MANTRA HAS CLOSED. THE SAME BUILDING IS NOW FARAJA
date of visit: Saturday 14 November 2009
As 12 of us sat down to dinner at Mantra on Saturday evening, our host (the birthday boy) turned to me and said “so, will I read about this on Eating Adelaide?”.
This is a tricky question. Someone else has chosen the restaurant and organised the evening. If the dinner is chaos and I write about it, how does that person feel – particularly if they don’t share my point of view? If I only write about places I enjoy, then my silence on others speaks volumes. So, as a rule, I don’t write about venues that have been a part of a group outing.
And then, occasionally, I do.
Mantra is at the Goodwood end of King William Road – away from the stretch full of bars and restaurants and situated on a corner which is almost suburban. The exterior is dominated by a huge door (which, rather spookily, swung open, as if by magic, when we approached) and the restaurant shares its space with a large bar as well as sofas and a coffee table. For larger groups, there’s a comfortable space (not quite a private dining room) at the rear – which is where we were seated.

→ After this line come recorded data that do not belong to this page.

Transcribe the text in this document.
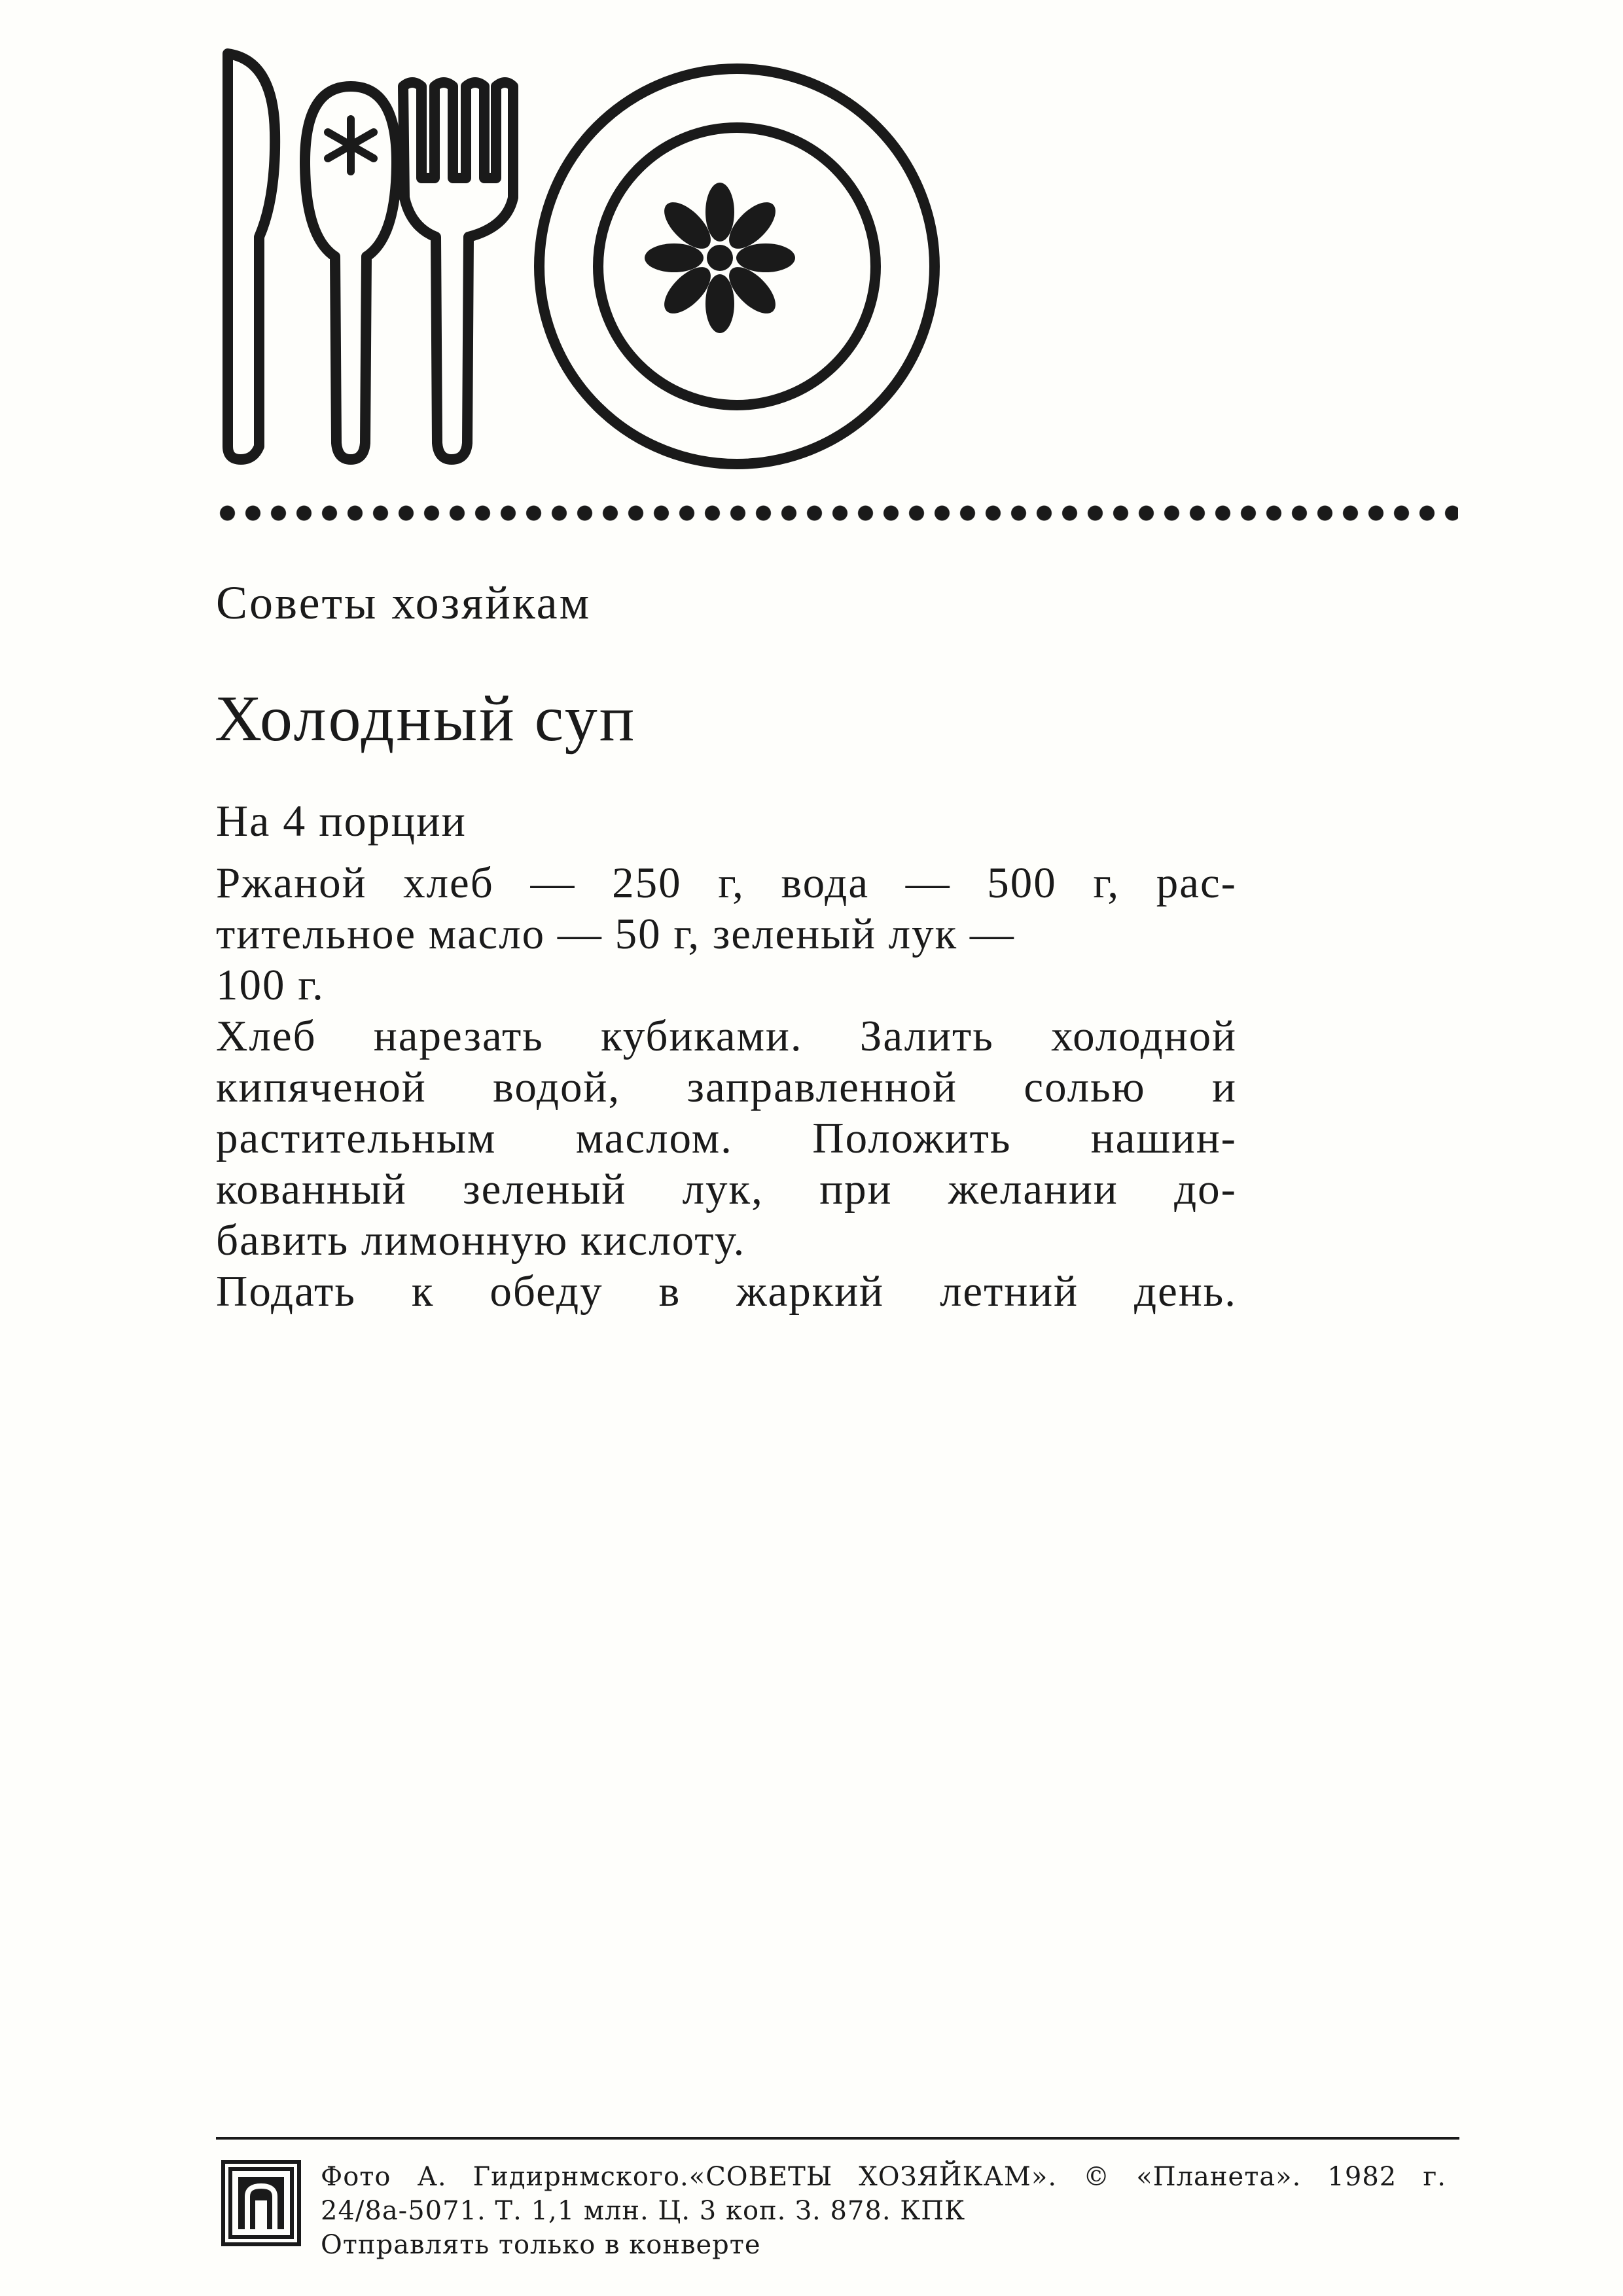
Советы хозяйкам
Холодный суп
На 4 порции
Ржаной хлеб — 250 г, вода — 500 г, рас-
тительное масло — 50 г, зеленый лук —
100 г.
Хлеб нарезать кубиками. Залить холодной
кипяченой водой, заправленной солью и
растительным маслом. Положить нашин-
кованный зеленый лук, при желании до-
бавить лимонную кислоту.
Подать к обеду в жаркий летний день.
Фото А. Гидирнмского.«СОВЕТЫ ХОЗЯЙКАМ». © «Планета». 1982 г.
24/8а-5071. Т. 1,1 млн. Ц. 3 коп. З. 878. КПК
Отправлять только в конверте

The food at Mantra was good (and I will expand on that) but the truly remarkable thing was the considerate nature of the service. Our reservation was for 7, yet the party was not complete before half 7: not a murmur. Andy had left his cigarette lighter at home and one was found for him without hesitation. There were some complicated food orders that were accommodated. We wanted a side door unlocked so a pram could be ushered into and out of the restaurant when a (generally well behaved) six month old baby had a grizzle. I suspect we were the type of party that, were we not unfailingly polite (!), give staff a headache.
While terrible service is enough to put me off returning to a venue, good service alone won’t guarantee that I’ll be back. So, what was the food like? Well, there was no garlic bread for the guest of honour, but we started with some good bread and olive oil and followed that with a selection of entrées. At Mantra, entrées are done tapas style so we ordered 10 plates between the 12 of us. Hummous crusted liver excited comment (the most excited from those who hadn’t realised it was liver), the carpaccio was excellent, I missed out on trying the scallops with Spanish blood pudding and the mussels, the sardines stuffed with feta and wrapped in prosciutto were lovely, and we also enjoyed crab cakes, chipolatas, something involving beetroot and goat’s cheese …
With a large group I could really only focus on my own main course, which was veal with sweetbreads (ooooh, one of my favourite things) served with a saffron, deep fried gnocchi. The gnocchi were odd – not in a bad way as they were tasty, but not what you’d expect from gnocchi, and both Andy and I found the sauce a little salty, and I thought my sweetbreads a little over cooked but … it was a lovely dish. The veal was perfect, the portion the right size … I also had a taste of someone else’s duck which was just as good.
No one was hungry enough to order dessert although a few of us wrapped up with coffees. With a small tip it worked out at $60 a head. This covered generous shared entrées and mains, beers and a couple of bottles of wine. That’s probably not the cheapest night out and I’m sure Andy and I could spend more money there if we tried.
And, do you know what? I’m pretty confident we will. I rate a restaurant where the food is good, where casual doesn’t mean sloppy, where offal appears on the menu and where the menu on the website is representative, rather than the week in, week out, fixed in stone offering.